The Chinese cinema has been churning movies out like this for decades, yet they still have yet to recapture the charm of the great Hong Kong revival of the 80s and early 90s. This flick is based on Liang Yusheng’s Baifa Monü Zhuan, a novel which also served as the basis for the 1993 Hong Kong cinema classic The Bride with White Hair. This adaptation is directed by Jacob Cheung and credited to five writers, not that it’s a surprise considering how overloaded the story is. Cheung still makes this a fairly entertaining flick with plenty of martial arts action and actually giving the romance between Yihang and Nishang some dramatic weight. The story may be overcomplicated, which is not rare with these types of films, but it still works to a good degree and Cheung and his army of writers do blend the melodrama, action and fantasy elements well enough that it doesn’t sink under the weight of all the plot details. Like most of these types of films, the action is staged well, and the costumes and sets are quite extravagant. There are also some bloody moments as well and Ardy Lam does photograph the proceedings and settings quite sumptuously. Modern Hong Kong films have a tendency to overdo it with the CGI, but here it is used effectively and without relying too much on it as to make it overpowering. Hong Kong legend Tsui Hark serves as a consultant, which may be how the film does manage to juggle all its elements so well, as that was Hark’s forte as a filmmaker. Despite an overloaded story, White Haired Witch is still a fun movie, that may not be as charming as something like the classic, and far simpler, A Chinese Ghost Story, but certainly does still entertain.

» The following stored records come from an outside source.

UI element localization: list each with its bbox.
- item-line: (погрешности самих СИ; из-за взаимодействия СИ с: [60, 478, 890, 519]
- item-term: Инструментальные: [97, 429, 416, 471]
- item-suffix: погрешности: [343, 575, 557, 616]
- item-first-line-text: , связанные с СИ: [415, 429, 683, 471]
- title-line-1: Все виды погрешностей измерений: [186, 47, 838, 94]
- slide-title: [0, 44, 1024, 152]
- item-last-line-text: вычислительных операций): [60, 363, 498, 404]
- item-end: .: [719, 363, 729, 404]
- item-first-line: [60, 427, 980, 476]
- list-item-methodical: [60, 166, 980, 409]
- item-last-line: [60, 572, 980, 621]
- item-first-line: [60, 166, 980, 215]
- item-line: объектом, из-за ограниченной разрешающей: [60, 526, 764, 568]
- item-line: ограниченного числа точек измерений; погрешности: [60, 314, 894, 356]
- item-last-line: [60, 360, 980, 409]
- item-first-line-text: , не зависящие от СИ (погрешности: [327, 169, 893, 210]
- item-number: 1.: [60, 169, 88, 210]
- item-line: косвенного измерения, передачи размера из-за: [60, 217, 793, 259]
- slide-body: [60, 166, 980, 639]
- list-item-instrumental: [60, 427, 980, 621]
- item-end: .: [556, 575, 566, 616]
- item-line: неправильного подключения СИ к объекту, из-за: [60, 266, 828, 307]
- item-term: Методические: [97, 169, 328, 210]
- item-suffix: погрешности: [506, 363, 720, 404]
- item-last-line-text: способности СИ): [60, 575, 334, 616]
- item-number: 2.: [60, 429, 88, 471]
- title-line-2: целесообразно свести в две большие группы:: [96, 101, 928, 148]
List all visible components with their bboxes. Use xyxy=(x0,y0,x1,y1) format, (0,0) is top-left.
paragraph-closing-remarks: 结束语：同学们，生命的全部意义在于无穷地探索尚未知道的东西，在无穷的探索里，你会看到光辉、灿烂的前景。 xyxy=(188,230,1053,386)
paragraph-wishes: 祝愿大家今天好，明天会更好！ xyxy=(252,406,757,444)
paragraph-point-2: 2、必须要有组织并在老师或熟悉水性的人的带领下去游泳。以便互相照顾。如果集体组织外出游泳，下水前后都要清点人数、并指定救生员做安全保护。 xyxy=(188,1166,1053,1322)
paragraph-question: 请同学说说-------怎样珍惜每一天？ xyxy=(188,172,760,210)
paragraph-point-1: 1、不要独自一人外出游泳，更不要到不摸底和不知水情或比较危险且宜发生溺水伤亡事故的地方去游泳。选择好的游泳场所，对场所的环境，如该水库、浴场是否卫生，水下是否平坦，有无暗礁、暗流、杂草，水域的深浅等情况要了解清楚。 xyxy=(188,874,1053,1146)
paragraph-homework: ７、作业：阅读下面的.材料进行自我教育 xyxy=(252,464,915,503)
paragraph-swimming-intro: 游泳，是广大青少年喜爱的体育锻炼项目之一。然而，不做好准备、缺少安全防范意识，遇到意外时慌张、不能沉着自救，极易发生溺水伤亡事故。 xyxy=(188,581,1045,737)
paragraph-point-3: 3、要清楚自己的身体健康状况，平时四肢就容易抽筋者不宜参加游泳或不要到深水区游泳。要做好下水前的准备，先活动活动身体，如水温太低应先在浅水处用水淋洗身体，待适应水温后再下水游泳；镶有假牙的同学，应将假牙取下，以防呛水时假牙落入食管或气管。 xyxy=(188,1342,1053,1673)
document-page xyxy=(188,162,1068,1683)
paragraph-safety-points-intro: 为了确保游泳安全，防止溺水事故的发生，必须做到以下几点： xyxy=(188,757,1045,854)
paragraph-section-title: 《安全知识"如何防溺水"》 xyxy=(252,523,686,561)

The cast are all good and our leads, in particular help make this work. Bingbing Fan, who is known to American audiences for her appearance as Blink in X-Men: Days of Future Past, is beautiful and enchanting as Lian Nishang. She is graceful in her action scenes and can project both a strength and a sensitivity whether she is defending her people or romancing Huang Xiaoming’s Wudan priest. As Zhuo Yihang, Huang Xiaoming is handsome, brave, noble and romantic. He makes a suitable suitor for Nishang and a suitable hero for our story. During a brief plot point of having to appear like he is betraying Nishing, the actor portrays well the pain in his eyes as he does so. The two actors have good chemistry together and it makes the romantic scenes warm and endearing and their relationship seems believable even with all the fantasy elements.

Overall, the film overcomes a very overcomplicated plot to still entertain. It has some beautiful fantasy imagery, some fun action sequences and a good cast to make the characters likable…or not, if in reference to our villains. Film would have benefited from a more streamlined storyline that could allow the centerpiece romance to have a bit more focus. It also could have left out some of the politics and a few extra and unnecessary characters, such as a solider and his little girl who don’t seem to serve a purpose. If you like the Hong Kong cinema or simply Asian martial arts period pieces, this is still worth your time and is never boring, though could have been something more special if not so cluttered.